Second, I tried to construct the actual graph. I started by labeling $9$ vertices $0,1,\dotsc,8$ in a circle. Then because $1$ is a square, I added edges around the entire thing, making a $9$-cycle. Because a Paley graph is supposed to be strongly regular, by examining the edges of a single vertex, I gain information about every other vertex. So consider the vertex labeled $0$. From the above, there are edges $01$ and $80$. Because $4$ is a square, there should be edges $04$ and $05$. Because $7$ is a square, there should be edges $02$ and $07$. Similarly, there should be $4$ edges for each vertex in addition to the $2$ that come from $1$ being a square, each corresponding to adding or subtracting $4$ or $7$.
However, the actual Paley graph on $9$ vertices is highly asymmetric. There's an image here (I'm not sure how to add an image to a post). http://mathworld.wolfram.com/PaleyGraph.html Labeling the northernmost vertex $0$ and labeling each consecutive vertex counterclockwise shows that there are edges $01, 08, 02$, and $04$ all incident with vertex $0$. But notice that there is not an edge $24$. However, $2-4\equiv 7\pmod{9}$ which is a square mod $9$. There are numerous additional edges that are not present, but should be according to the definition.

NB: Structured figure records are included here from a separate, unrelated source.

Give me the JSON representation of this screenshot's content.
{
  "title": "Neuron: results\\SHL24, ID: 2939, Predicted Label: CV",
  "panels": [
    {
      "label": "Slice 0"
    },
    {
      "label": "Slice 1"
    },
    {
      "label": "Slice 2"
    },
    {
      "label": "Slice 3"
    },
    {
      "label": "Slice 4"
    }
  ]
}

Furthermore, $8$ is not a square mod $9$. so how can this graph be undirected? I've been playing with this for a long time and I just don't understand how the image on the link given corresponds to the $P(9)$ given by the definition. Can anyone offer any help?
 A: The field with 9 elements is not the field with elements $0, 1, 2, \ldots, 8$ mod 9.  In fact, that is not a field as fields have no zero divisors and $6^2 = 36$ is congruent to 0 mod 9.  You are assuming it is and thus most of your calculations are wrong.  See this, for example.
Thus, start with the field of 3 elements, $\{0, 1, 2\}$.  Since 2 is not a square, we know that $x^2 + 1 = 0$ has no solutions in this field.  So, let $x$ be a solution to this equation in this field.  Since nothing in $\mathbb{F}_3$ is a solution to $x^2 + 1 = 0$, this $x$ must be in some bigger field.  Since the degree of the polynomial is 2, the field has $3^2$ elements.  And, in fact the 9 elements are $\{0, 1, 2, x, x + 1, x + 2, 2x, 2x + 1, 2x + 2\}$ where $3 \equiv 0$ and $x^2 + 1 \equiv 0$.
As $x^2 + 1 \equiv 0$, we know that $x^2 \equiv -1$.  This shows that $-1$ is indeed a square!
Lastly, I would like to point out that the pictures you give for the Paley graphs show that the graphs are in fact highly symmetric, not asymmetric.  In fact, the Paley graphs are vertex transitive and strongly regular, both of which are ways to say that the graphs are pretty symmetric.